The long-form advance directive is available for downloading from the Elder Law Program website (www.hawaii.edu/uhelp/healthcare.htm). Among the other resources (see story, page F4) is a briefer form, printable on a single sheet) known by the acronym POLST: Physician Orders for Life Sustaining Treatment.
This summarizes a range of medical instructions in a standardized way that can be easily understood by health care providers, from first responders to the surgeon in the emergency room. It’s not meant to replace the advance directive, but to be more portable.
The advent of electronic medical records that is being promoted through health care reform may take care of that portability. Meanwhile, Steiner said, she has uploaded her form to an free online storage site known as DropBox (www.dropbox.com), which makes it accessible from anywhere.
All of these improvements further bolster a body of state and federal statutes and case law that have strongly affirmed patient rights, Pietsch said. He cited a federal law, the Patient Self-Determination Act, that has served as a model for state legislatures in making it clear to individuals that they can control the use of life-prolonging treatments.
In Hawaii, he said, "the current law makes it easy for a person to execute a document and can make it very clear that an individual’s health care instructions are to be followed, and not overridden, by the health care agent.
"Doctors and other health care providers are required under the law to follow the patient’s wishes if they are clear," he added. "Individuals with older documents, prior to 1999, especially should consider making newer documents."

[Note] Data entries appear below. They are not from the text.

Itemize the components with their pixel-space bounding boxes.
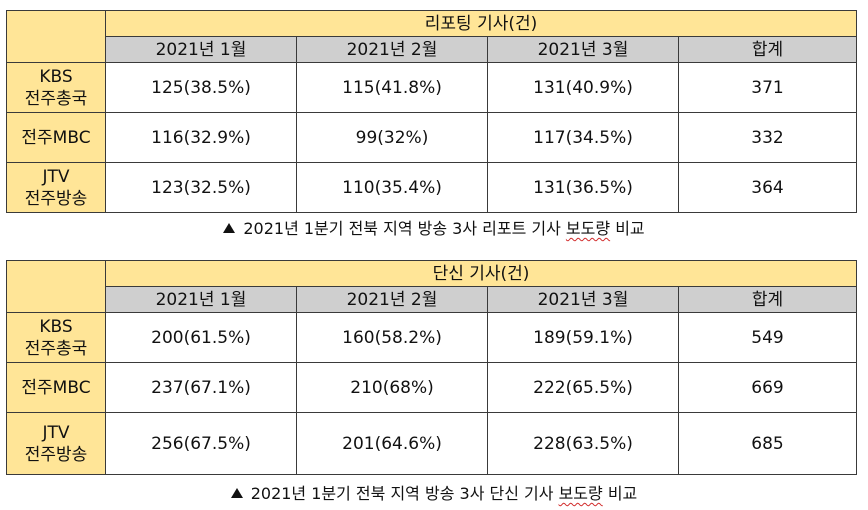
table-row: KBS 전주총국 200(61.5%) 160(58.2%) 189(59.1%… [6,312,857,363]
row-label-line2: 전주방송 [24,188,88,209]
data-cell: 200(61.5%) [105,312,297,363]
data-cell: 125(38.5%) [105,62,297,113]
column-header: 2021년 2월 [296,36,488,63]
row-label-line1: KBS [39,66,73,87]
caption-end: 비교 [607,484,638,503]
corner-cell [6,260,106,313]
table-row: 전주MBC 237(67.1%) 210(68%) 222(65.5%) 669 [6,362,857,413]
brief-articles-table: 단신 기사(건) 2021년 1월 2021년 2월 2021년 3월 합계 K… [6,260,857,475]
data-cell: 256(67.5%) [105,412,297,475]
total-cell: 371 [677,62,858,113]
data-cell: 210(68%) [296,362,488,413]
total-cell: 332 [677,112,858,163]
up-triangle-icon [230,488,243,498]
caption-end: 비교 [615,219,645,238]
row-label-line2: 전주방송 [24,444,88,465]
row-label: 전주MBC [6,362,106,413]
row-label-line1: KBS [39,316,73,337]
row-label: 전주MBC [6,112,106,163]
data-cell: 201(64.6%) [296,412,488,475]
data-cell: 222(65.5%) [487,362,679,413]
column-header: 2021년 3월 [487,36,679,63]
data-cell: 99(32%) [296,112,488,163]
column-header: 2021년 2월 [296,286,488,313]
column-header: 2021년 1월 [105,36,297,63]
table-title: 단신 기사(건) [105,260,857,287]
data-cell: 131(36.5%) [487,162,679,213]
data-cell: 228(63.5%) [487,412,679,475]
data-cell: 131(40.9%) [487,62,679,113]
data-cell: 160(58.2%) [296,312,488,363]
table-row: KBS 전주총국 125(38.5%) 115(41.8%) 131(40.9%… [6,62,858,113]
total-cell: 685 [678,412,857,475]
table-caption: 2021년 1분기 전북 지역 방송 3사 리포트 기사 보도량 비교 [0,219,868,239]
corner-cell [6,10,106,63]
row-label-line1: JTV [42,422,70,443]
caption-underlined-word: 보도량 [558,484,603,503]
column-header: 2021년 3월 [487,286,679,313]
data-cell: 123(32.5%) [105,162,297,213]
table-row: 전주MBC 116(32.9%) 99(32%) 117(34.5%) 332 [6,112,858,163]
table-caption: 2021년 1분기 전북 지역 방송 3사 단신 기사 보도량 비교 [0,484,868,504]
column-header: 합계 [677,36,858,63]
row-label-line2: 전주총국 [24,338,88,359]
column-header: 2021년 1월 [105,286,297,313]
row-label-line1: 전주MBC [21,377,91,398]
table-row: JTV 전주방송 256(67.5%) 201(64.6%) 228(63.5%… [6,412,857,475]
row-label-line1: JTV [42,166,70,187]
table-row: JTV 전주방송 123(32.5%) 110(35.4%) 131(36.5%… [6,162,858,213]
data-cell: 189(59.1%) [487,312,679,363]
caption-underlined-word: 보도량 [565,219,611,238]
caption-text: 2021년 1분기 전북 지역 방송 3사 리포트 기사 [243,219,561,238]
reporting-articles-table: 리포팅 기사(건) 2021년 1월 2021년 2월 2021년 3월 합계 … [6,10,858,213]
column-header: 합계 [678,286,857,313]
row-label: KBS 전주총국 [6,312,106,363]
table-title: 리포팅 기사(건) [104,10,858,37]
row-label: JTV 전주방송 [6,162,106,213]
caption-text: 2021년 1분기 전북 지역 방송 3사 단신 기사 [250,484,554,503]
row-label-line1: 전주MBC [21,127,91,148]
data-cell: 117(34.5%) [487,112,679,163]
total-cell: 364 [677,162,858,213]
total-cell: 669 [678,362,857,413]
row-label: KBS 전주총국 [6,62,106,113]
up-triangle-icon [223,223,236,233]
data-cell: 116(32.9%) [105,112,297,163]
data-cell: 237(67.1%) [105,362,297,413]
row-label-line2: 전주총국 [24,88,88,109]
total-cell: 549 [678,312,857,363]
data-cell: 115(41.8%) [296,62,488,113]
row-label: JTV 전주방송 [6,412,106,475]
data-cell: 110(35.4%) [296,162,488,213]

The advance directive gives the signer the option of providing information in five categories:
» Designation of power of attorney for health care. An alternate agent can be named in the event your first choice is unwilling, unable or unavailable to perform that duty.
» Expression of wishes about the provision, withholding or withdrawal of treatment to keep the patient alive, as well as pain-relief treatments and artificial nutrition and hydration.
» Decisions about the disposition of the patient’s body and organs.
» Selection of physician and facility to have primary responsibility for care.
» Instruction on any religious or spiritual considerations.
Unfortunately, Pietsch added, most people still don’t draw up such documents, or even think to do it until a crisis is upon the family. His suggestion: Draw up an advance directive as a gift to family and friends, "since you are the one making the health care decisions and appointing someone to carry them out rather than leaving it to chance, or to a court.
"It also helps preserve and extend your autonomy and self-determination when you are no longer able to communicate," he said.
People have more options to change their mind later on than they might think. The designation of the power of attorney needs to be made in writing or by informing the primary care physician, Pietsch said, but the individual instructions about end-of-life care can be revoked more casually, and verbally, by the patient.
It’s important to put those instructions in place. Not everyone feels the same way, which is why, Steiner said, choosing the right person to carry out your wishes and making sure they’re crystal-clear is critical in end-of-life planning.
"Communicate, communicate, communicate," she said. "Choose your proxy wisely.
"And every doctor you have to go to for any reason, let them know about your instructions and ask them if they could follow them."
It’s never too soon to do it, either. A life-threatening illness or injury could happen anytime, said Steiner, who pointed to the sad case of Nancy Cruzan, the subject of a "right to die" case in New York. Cruzan finally did die in 1990 at age 33.
"Take a look at the situation of a young woman on Long Island, taken off life support," she said. "You never know what’s going to come around the corner."